James O. Hall was born in Afton, Oklahoma. After graduating from Northeastern State College in Tahlequah, Oklahoma, he worked as a history teacher. In 1941, Hall was employed by the U.S. Labor Department. He soon joined the army in 1942 and saw duty as a military policeman in Europe during World War II. Hall moved to Virginia in the 1960s, and he worked once again in the Labor Department. After retiring from the government in 1972, Hall spent much of his time researching and writing about the Abraham Lincoln assassination.

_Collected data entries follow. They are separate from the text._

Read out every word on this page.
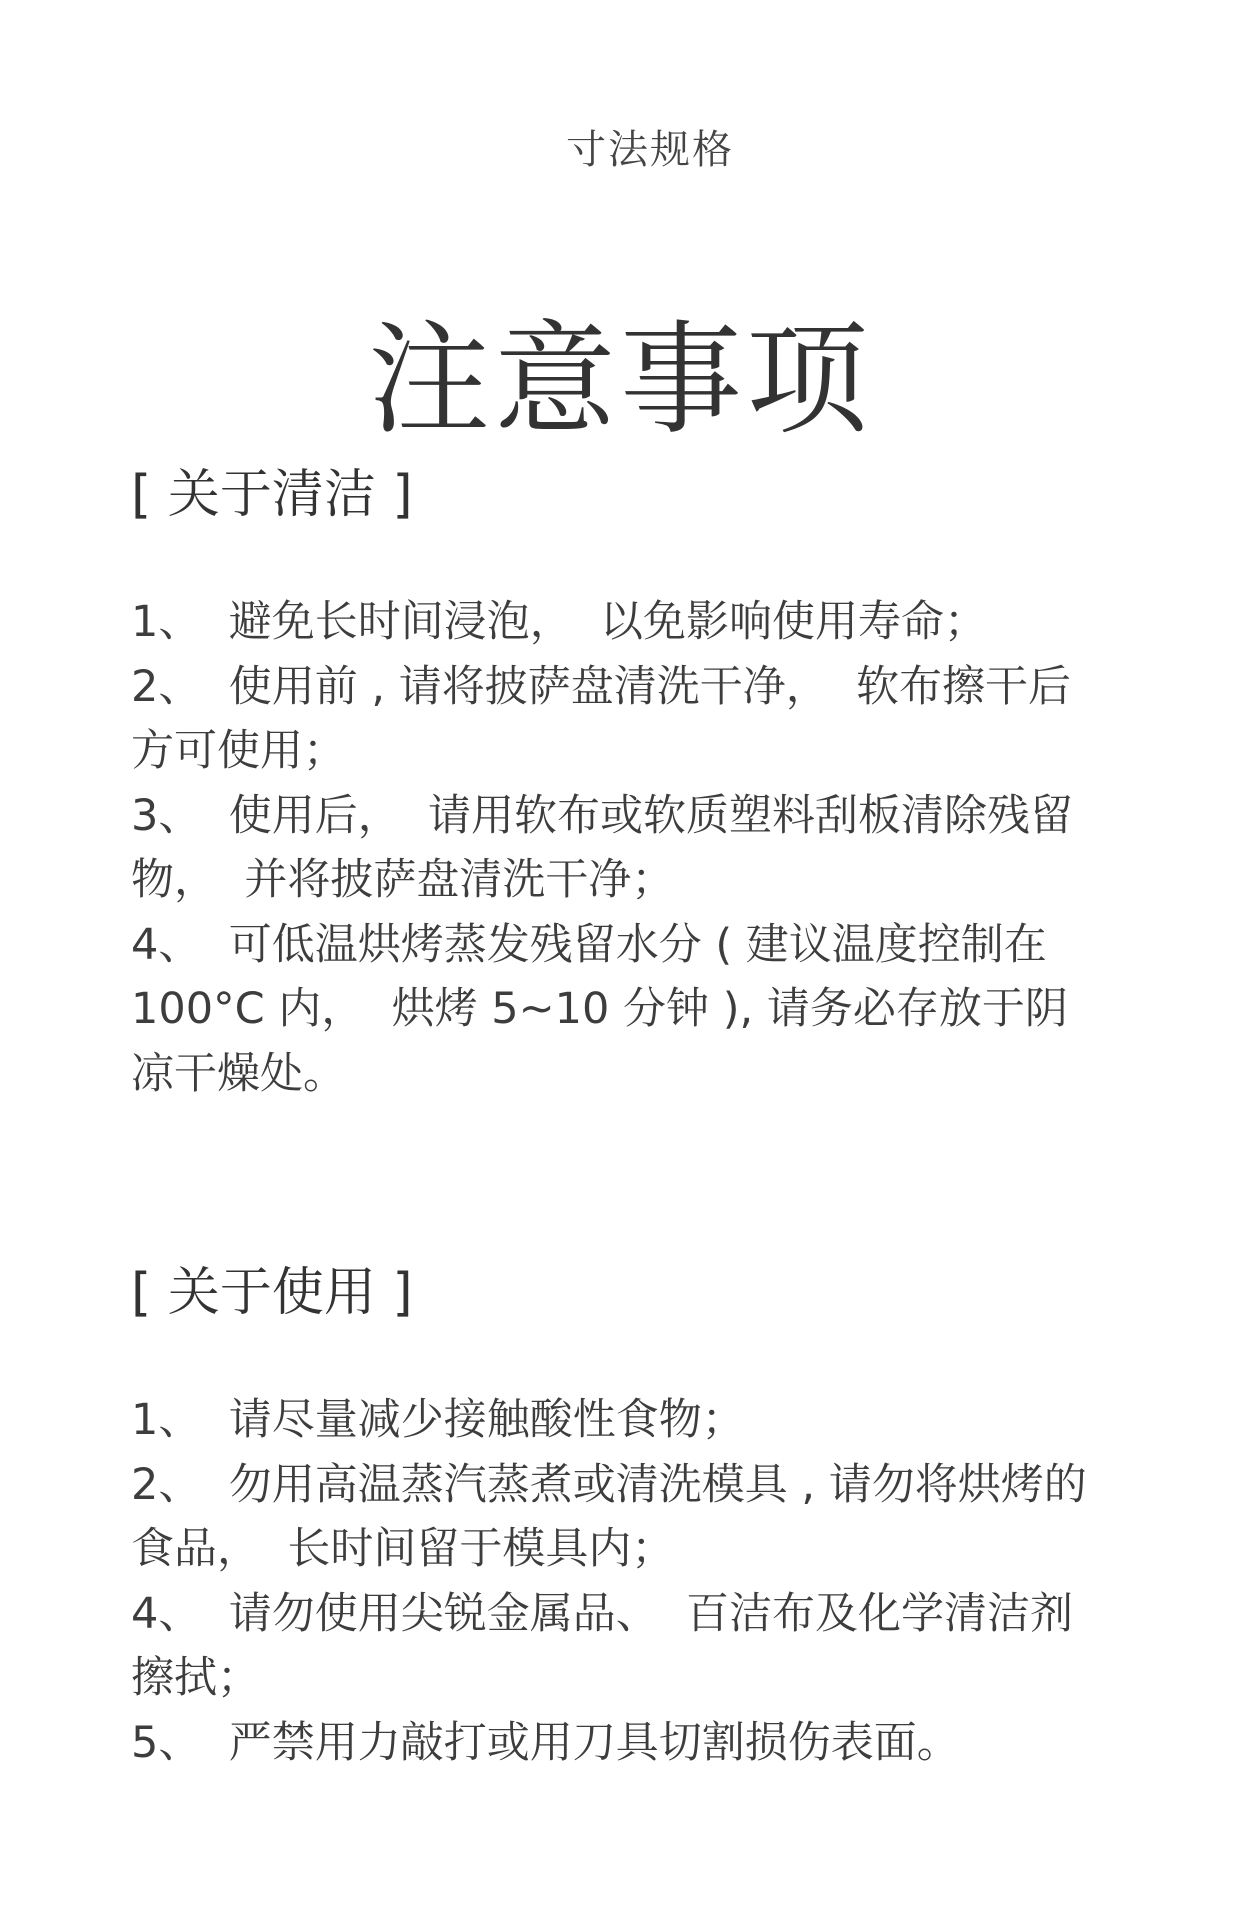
寸法规格
注意事项

[ 关于清洁 ]

1、  避免长时间浸泡，  以免影响使用寿命；

2、  使用前 , 请将披萨盘清洗干净，  软布擦干后方可使用；

3、  使用后，  请用软布或软质塑料刮板清除残留物，  并将披萨盘清洗干净；

4、  可低温烘烤蒸发残留水分 ( 建议温度控制在 100°C 内，  烘烤 5~10 分钟 ), 请务必存放于阴凉干燥处。

[ 关于使用 ]

1、  请尽量减少接触酸性食物；

2、  勿用高温蒸汽蒸煮或清洗模具 , 请勿将烘烤的食品，  长时间留于模具内；

4、  请勿使用尖锐金属品、  百洁布及化学清洁剂  擦拭；

5、  严禁用力敲打或用刀具切割损伤表面。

For three decades, Hall instructed interpreters at the Surratt House Museum in Clinton, Maryland. Moreover, he assisted Surratt House in its scholarly efforts. In 1988, Hall, William A. Tidwell, and David Winfred Gaddy co-authored the book entitled, "Come Retribution: The Confederate Secret Service and the Assassination of Lincoln." That book won the National Intelligence Study Center's award the year it was published. In his honor, the Surratt House Museum named its research center the James O. Hall Research Center.
Hall's wife Lois Arric Hall died in 1995. The couple had no children. James O. Hall died on February 26, 2007 at the age of 94.